Interior añadió además que la jueza de la Audiencia Nacional María Tardón autorizó a los investigadores a facilitar el acceso a sus superiores a ese material, hasta entonces sometido a secreto, y esa referencia judicial introduce otra capa de gravedad sobre el recorrido que siguió el informe dentro de la estructura policial.
Pardo también trasladó que no tuvo conocimiento previo del contenido concreto del documento porque la instructora había ordenado a los investigadores no facilitar información sobre su elaboración ni sobre su contenido a los mandos superiores, una afirmación que intenta cerrar la sospecha de ocultación dentro de la propia cadena de mando.
La secuencia resulta especialmente delicada porque horas antes el ministro había reclamado explicaciones urgentes para verificar si realmente existía un informe que situara a Marruecos detrás del episodio de Ceuta, un asunto con capacidad para alterar no solo la política interior, sino también el equilibrio diplomático con Rabat.
El choque entre la versión que había tomado fuerza en las primeras horas del día y la desmentida posterior deja una escena áspera: una crisis fronteriza todavía abierta en la memoria reciente, un documento bajo lupa judicial y un Gobierno obligado a contener el impacto de una posible fractura entre los datos policiales y el discurso político oficial.
Mientras tanto, el debate público se ha endurecido porque la hipótesis de una actuación coordinada desde Marruecos no desaparece del campo político aunque Interior la rechace como conclusión policial acreditada, y esa tensión mantiene viva una disputa que trasciende el expediente y golpea directamente la gestión del Ejecutivo.
El desarrollo de este 2 de septiembre no reabre solo la herida de la entrada masiva de migrantes en Ceuta, sino que convierte el informe del CENIF en una pieza central de una batalla por el relato en la que cada palabra importa, cada omisión se examina y cada matiz puede tener consecuencias institucionales de gran alcance.
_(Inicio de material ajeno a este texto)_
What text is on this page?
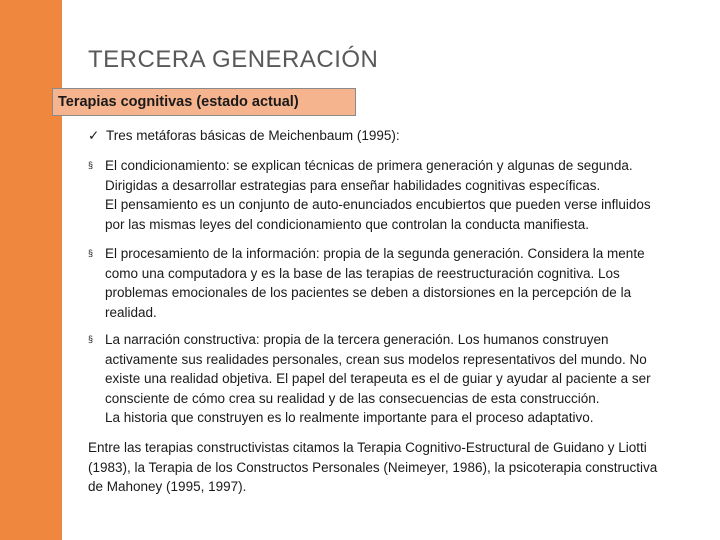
TERCERA GENERACIÓN
Terapias cognitivas (estado actual)
✓ Tres metáforas básicas de Meichenbaum (1995):
§ El condicionamiento: se explican técnicas de primera generación y algunas de segunda.
Dirigidas a desarrollar estrategias para enseñar habilidades cognitivas específicas.
El pensamiento es un conjunto de auto-enunciados encubiertos que pueden verse influidos
por las mismas leyes del condicionamiento que controlan la conducta manifiesta.
§ El procesamiento de la información: propia de la segunda generación. Considera la mente
como una computadora y es la base de las terapias de reestructuración cognitiva. Los
problemas emocionales de los pacientes se deben a distorsiones en la percepción de la
realidad.
§ La narración constructiva: propia de la tercera generación. Los humanos construyen
activamente sus realidades personales, crean sus modelos representativos del mundo. No
existe una realidad objetiva. El papel del terapeuta es el de guiar y ayudar al paciente a ser
consciente de cómo crea su realidad y de las consecuencias de esta construcción.
La historia que construyen es lo realmente importante para el proceso adaptativo.
Entre las terapias constructivistas citamos la Terapia Cognitivo-Estructural de Guidano y Liotti
(1983), la Terapia de los Constructos Personales (Neimeyer, 1986), la psicoterapia constructiva
de Mahoney (1995, 1997).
La crisis de finales de julio ya había dejado imágenes de colapso, presión extrema en el perímetro fronterizo y una discusión feroz sobre la preparación del Estado, pero esta nueva fase añade una pregunta mucho más incómoda: si hubo una lectura política precipitada de un documento que, según la versión oficial actual, no decía lo que muchos creyeron entender.
Con la causa judicial avanzando y el contenido del informe sometido a un escrutinio cada vez mayor, la posición de Interior busca enfriar una derivada explosiva antes de que se convierta en una crisis aún más profunda entre responsabilidades policiales, control ministerial y consecuencias diplomáticas con un vecino decisivo para España.
Por ahora, el mensaje oficial es rotundo: no hay informe alguno que culpe a Marruecos de la crisis de Ceuta. Pero la dureza de la rectificación, el momento en que se produce y el ruido acumulado alrededor del documento aseguran que este episodio no termina aquí y que sus efectos políticos seguirán creciendo.